Kendari (Antara News) - Dewan Perwakilan Rakyat Daerah Sulawesi Tenggara menyayangkan adanya desa fiktif karena mencoreng kredibilitas pemerintah daerah ditengah upaya mewujudkan pemerintahan bersih dan berwibawa.
Wakil Ketua DPRD Sultra Nursalam Lada di Kendari, Sabtu, mengimbau pemerintah provinsi dan kabupaten agar memberikan klarifikasi secara tuntas pada pemerintah pusat.
"Temuan desa fiktif tidak bisa dianggap sepele karena di mata pemerintah pusat memunculkan persepsi buruk. Wajar kalau pemerintah pusat berasumsi bahwa desa fiktif untuk mengejar alokasi dana desa, kata Nursalam, politisi PDI Perjuangan.

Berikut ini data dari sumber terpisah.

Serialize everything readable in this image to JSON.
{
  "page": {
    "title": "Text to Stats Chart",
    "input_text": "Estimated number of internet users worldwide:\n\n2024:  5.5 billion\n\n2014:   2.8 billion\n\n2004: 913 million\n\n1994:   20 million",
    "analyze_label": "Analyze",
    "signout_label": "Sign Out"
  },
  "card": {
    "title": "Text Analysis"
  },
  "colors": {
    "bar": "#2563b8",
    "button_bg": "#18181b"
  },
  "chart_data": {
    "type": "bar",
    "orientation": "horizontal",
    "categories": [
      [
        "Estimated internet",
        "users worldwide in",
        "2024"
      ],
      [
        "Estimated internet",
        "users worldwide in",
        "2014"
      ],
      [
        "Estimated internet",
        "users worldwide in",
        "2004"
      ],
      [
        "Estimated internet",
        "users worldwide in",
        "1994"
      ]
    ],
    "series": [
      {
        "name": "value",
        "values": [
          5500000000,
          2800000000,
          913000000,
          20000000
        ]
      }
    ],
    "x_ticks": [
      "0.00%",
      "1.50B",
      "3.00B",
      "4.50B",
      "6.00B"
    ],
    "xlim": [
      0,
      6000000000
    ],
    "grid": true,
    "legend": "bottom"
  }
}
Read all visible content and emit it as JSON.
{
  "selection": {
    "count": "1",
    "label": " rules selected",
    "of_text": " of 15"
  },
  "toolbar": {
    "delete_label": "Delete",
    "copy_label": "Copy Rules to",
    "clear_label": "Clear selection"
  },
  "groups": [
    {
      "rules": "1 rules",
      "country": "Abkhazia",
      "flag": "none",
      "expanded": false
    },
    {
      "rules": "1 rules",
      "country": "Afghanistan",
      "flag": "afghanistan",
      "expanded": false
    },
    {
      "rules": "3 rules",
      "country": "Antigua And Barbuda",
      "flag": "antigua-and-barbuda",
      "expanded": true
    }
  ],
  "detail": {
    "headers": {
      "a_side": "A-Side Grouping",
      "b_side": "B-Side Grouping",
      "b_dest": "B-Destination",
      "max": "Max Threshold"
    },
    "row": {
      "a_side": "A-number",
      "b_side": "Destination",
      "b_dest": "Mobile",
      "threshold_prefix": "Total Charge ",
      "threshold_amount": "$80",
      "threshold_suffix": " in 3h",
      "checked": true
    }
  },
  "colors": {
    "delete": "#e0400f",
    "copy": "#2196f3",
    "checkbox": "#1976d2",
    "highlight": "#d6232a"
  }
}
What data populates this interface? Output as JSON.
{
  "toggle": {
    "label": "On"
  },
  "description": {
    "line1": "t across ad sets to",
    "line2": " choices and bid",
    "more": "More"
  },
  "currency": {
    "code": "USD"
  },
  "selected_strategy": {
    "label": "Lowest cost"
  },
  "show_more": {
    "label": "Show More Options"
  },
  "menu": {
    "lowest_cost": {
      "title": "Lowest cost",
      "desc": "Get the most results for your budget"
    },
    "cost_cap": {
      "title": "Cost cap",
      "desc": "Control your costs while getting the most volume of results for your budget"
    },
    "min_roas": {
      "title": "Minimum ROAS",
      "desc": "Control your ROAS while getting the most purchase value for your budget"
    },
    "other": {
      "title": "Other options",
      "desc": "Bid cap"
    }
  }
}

Semangat pemekaran desa di daerah-daerah patut diapresiasi tetapi disisi lain pemerintah kecamatan, kabupaten dan provinsi harus obyektif sehingga tidak terkesan mengejar target alokasi dana desa.
Alokasi dana desa yang diprogramkan pemerintah pusat dan dana pendamping yang bersumber dari pemerintah kabupaten diperkirakan mencapai Rp500 juta hingga Rp800 juta per desa menggiurkan.
Data Badan Pemberdayaan Masyarakat Desa (BPMD) Sultra menyebutkan sebanyak 1.901 desa diusulkan menerima alokasi dana desa (ADD) 2016 atau bertambah dibandingkan 2015 sebanyak 1.820 desa.
Tambahan usulan 81 desa pada 2016 tidak dapat dipastikan untuk mendapatkan ADD karena perlu verifikasi adminitrasi dan faktual oleh pemerintah pusat.
Sekretaris Provinsi Sultra Dr Lukman Abunawas menyayangkan empat desa fiktif yang tersebar di Kabupaten Konawe, Muna, Bombana dan Konawe Utara.
"Sekarang tidak bisa berspekulasi karena adminitrasi pemerintahan sudah sistem komputerisasi. Sulit memanipulasi fakta," kata Lukman yang juga mantan blBupati Konawe.